DIGITALEUROPE welcomes the attention given to standardisation in the European Commission’s Digital Single Market strategy. We want to work constructively with EU policymakers to make the system even better than it is today, but the system is very good already so the likely changes from this process should only reinforce the approach taken in the most recent standardisation reforms.
In Europe we can boast one of the most important ICT standards of them all – the 23 year-old GSM standard that transformed mobile phones from a niche product to a must have device used by over five billion people from every continent of the globe.
The Global System for Mobile communications started out as a European standard pushed to the fore by government-controlled incumbent telecom operators. GSM had to compete with equivalent network technologies in the US, Japan and elsewhere, but over time its technical superiority led to it being deployed in over 80% of the world.
Standards put Europe at the technological forefront. Many in Europe are now asking how Europe can repeat the success.
No surprise then that standardisation features prominently in the European Commission’s Digital Single Market (DSM) strategy which was unveiled last month.
Some policymakers believe that Europe needs to re-think its approach to standards so that the region can once again lead the world in a vital field of technology. However, the world has moved on since 1992. Incumbent telcos no longer dominate. The convergence with computing has injected more market innovation and a healthy dose of global thinking into the process of developing standards for the ICT industry.
Yet the DSM blueprint appears to call for standardisation to become a top down, European process, with European governments determining what technology standards are needed – in other words they are looking to duplicate the conditions that gave us GSM.
This approach would be a departure from some of the successful elements in place now.

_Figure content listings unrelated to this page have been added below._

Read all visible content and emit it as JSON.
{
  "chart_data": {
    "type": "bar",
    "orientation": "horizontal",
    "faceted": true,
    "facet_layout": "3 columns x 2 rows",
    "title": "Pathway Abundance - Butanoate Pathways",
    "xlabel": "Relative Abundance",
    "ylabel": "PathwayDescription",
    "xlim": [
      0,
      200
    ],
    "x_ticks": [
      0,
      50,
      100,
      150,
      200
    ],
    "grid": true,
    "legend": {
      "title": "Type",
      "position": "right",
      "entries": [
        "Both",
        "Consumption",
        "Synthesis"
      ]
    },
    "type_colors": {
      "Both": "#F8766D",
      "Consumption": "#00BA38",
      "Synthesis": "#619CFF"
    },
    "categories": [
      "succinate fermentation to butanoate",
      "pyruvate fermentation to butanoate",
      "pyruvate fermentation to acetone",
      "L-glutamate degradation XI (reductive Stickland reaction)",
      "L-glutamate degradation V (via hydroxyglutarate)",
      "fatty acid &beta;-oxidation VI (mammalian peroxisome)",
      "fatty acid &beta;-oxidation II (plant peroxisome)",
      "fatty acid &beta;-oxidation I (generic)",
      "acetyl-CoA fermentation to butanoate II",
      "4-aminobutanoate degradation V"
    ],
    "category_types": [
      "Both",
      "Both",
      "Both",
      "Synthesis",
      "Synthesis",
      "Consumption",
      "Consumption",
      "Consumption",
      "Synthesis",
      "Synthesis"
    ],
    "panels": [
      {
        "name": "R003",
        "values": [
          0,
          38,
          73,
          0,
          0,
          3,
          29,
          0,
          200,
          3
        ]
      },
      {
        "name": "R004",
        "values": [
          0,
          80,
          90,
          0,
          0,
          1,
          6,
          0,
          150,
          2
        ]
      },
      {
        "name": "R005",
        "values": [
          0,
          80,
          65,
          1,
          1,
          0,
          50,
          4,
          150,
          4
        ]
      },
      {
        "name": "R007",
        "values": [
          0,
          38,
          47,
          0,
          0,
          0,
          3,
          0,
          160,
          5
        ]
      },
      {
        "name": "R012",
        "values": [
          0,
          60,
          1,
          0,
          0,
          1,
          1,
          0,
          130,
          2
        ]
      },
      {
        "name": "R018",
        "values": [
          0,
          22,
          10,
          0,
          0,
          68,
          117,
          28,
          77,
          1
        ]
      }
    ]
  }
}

Three years ago, the EU adopted a standardisation package of legislation, which paved the way for, among other things, the creation of a multi-stakeholder platform for ICT standardisation (MSP) involving governments, the European Commission, global standards bodies, industry and users’ associations.
The inclusive process steered by the MSP combines?a top-down, as well as a bottom-up approach to standardisation. Governments help identify societal needs, such as in e-Health, while experts from industry and the standards bodies including industry consortia such as the W3C, IETF, OASIS and IEEE do the legwork in developing the standards.

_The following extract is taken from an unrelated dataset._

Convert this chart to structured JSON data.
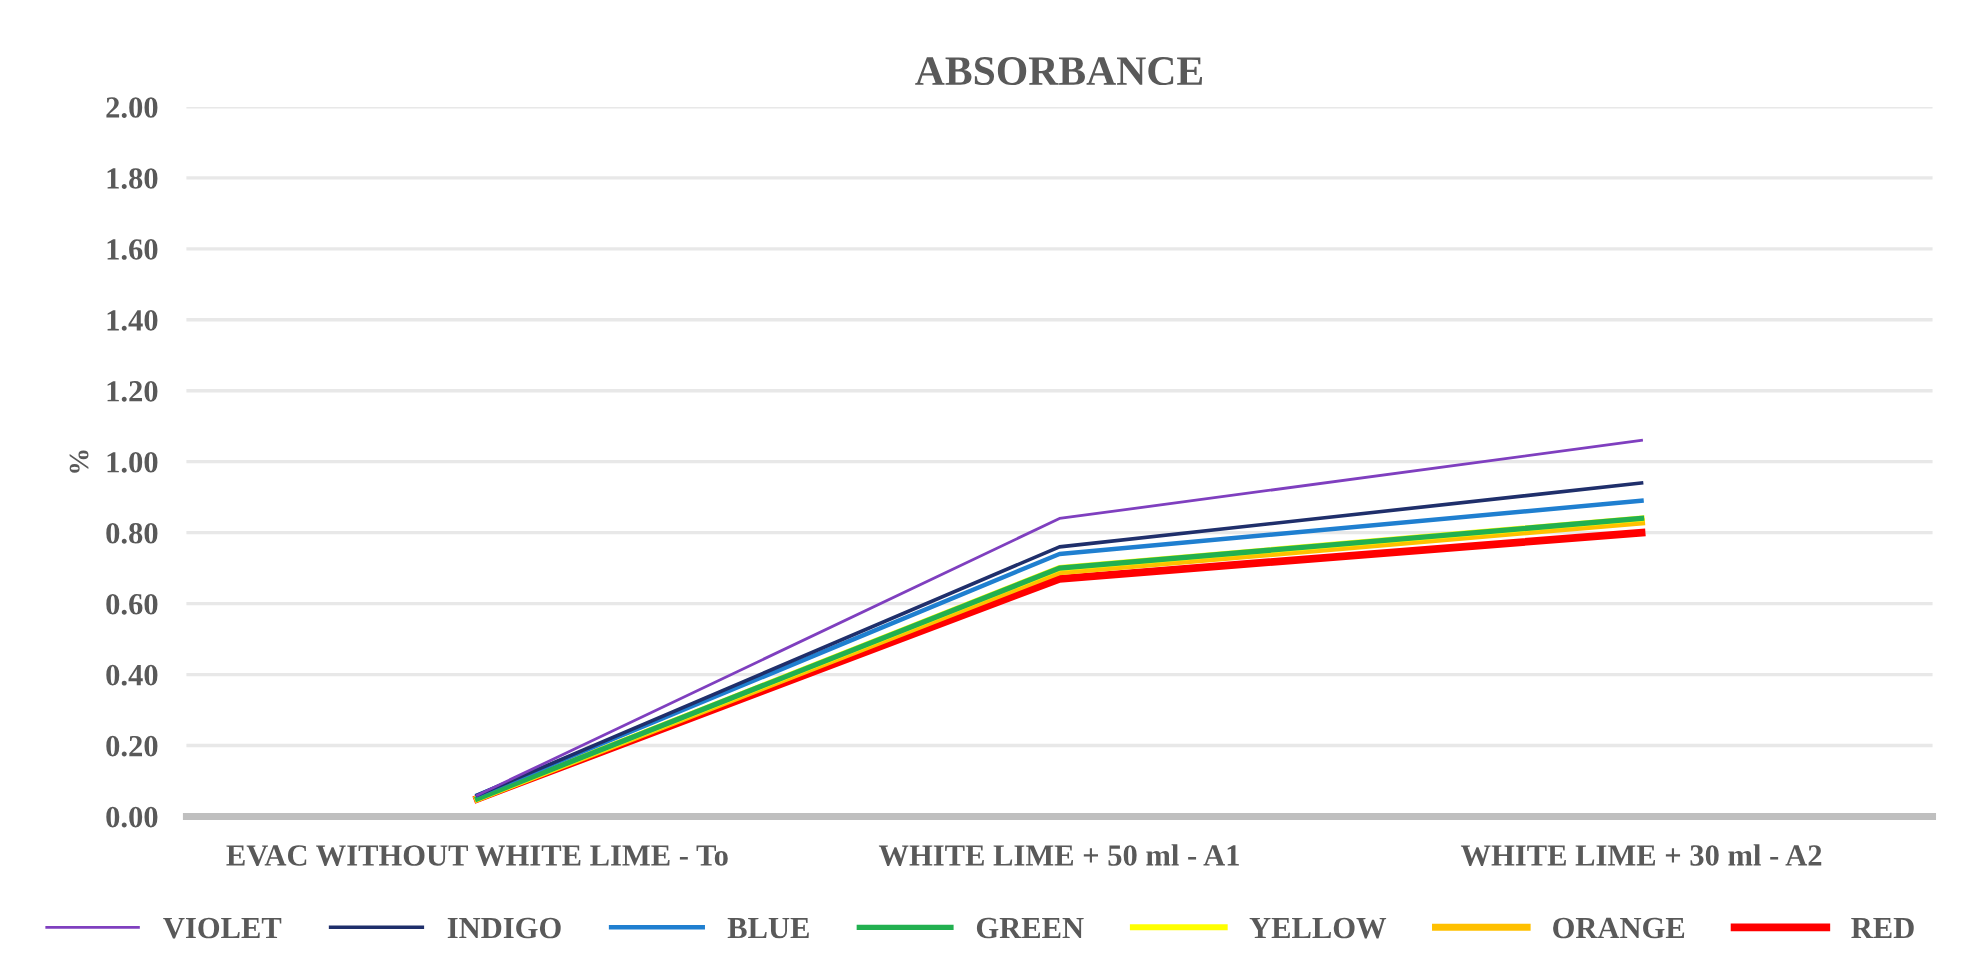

This is the model we need to keep. This approach, combining policy needs and market requirements, led to the near global adoption of the GSM standard; it was a process supported by governments, but led by industry.
It is essential to maintain a global vision in Europe’s approach to standardisation. Mandating standards for the European market and hoping they will be taken up globally would be unrealistic.
The conditions that gave birth to the GSM standard no longer exist. In addition to the convergence of telecoms and computing, the world has become much smaller; innovations go global much faster, and ICT technologies built on standards are redefining how we interact with our devices on an almost daily basis.
The standardisation process in Europe needs to involve standards bodies and industry consortia from the very start. If it returns to the old top-down approach that existed in the 1990s, there’s a very real danger that other parts of the world – India, China and Russia, for example – will follow the European lead and become inward-looking, or worse, they could use standardisation as a protectionist tool to keep foreign competitors out.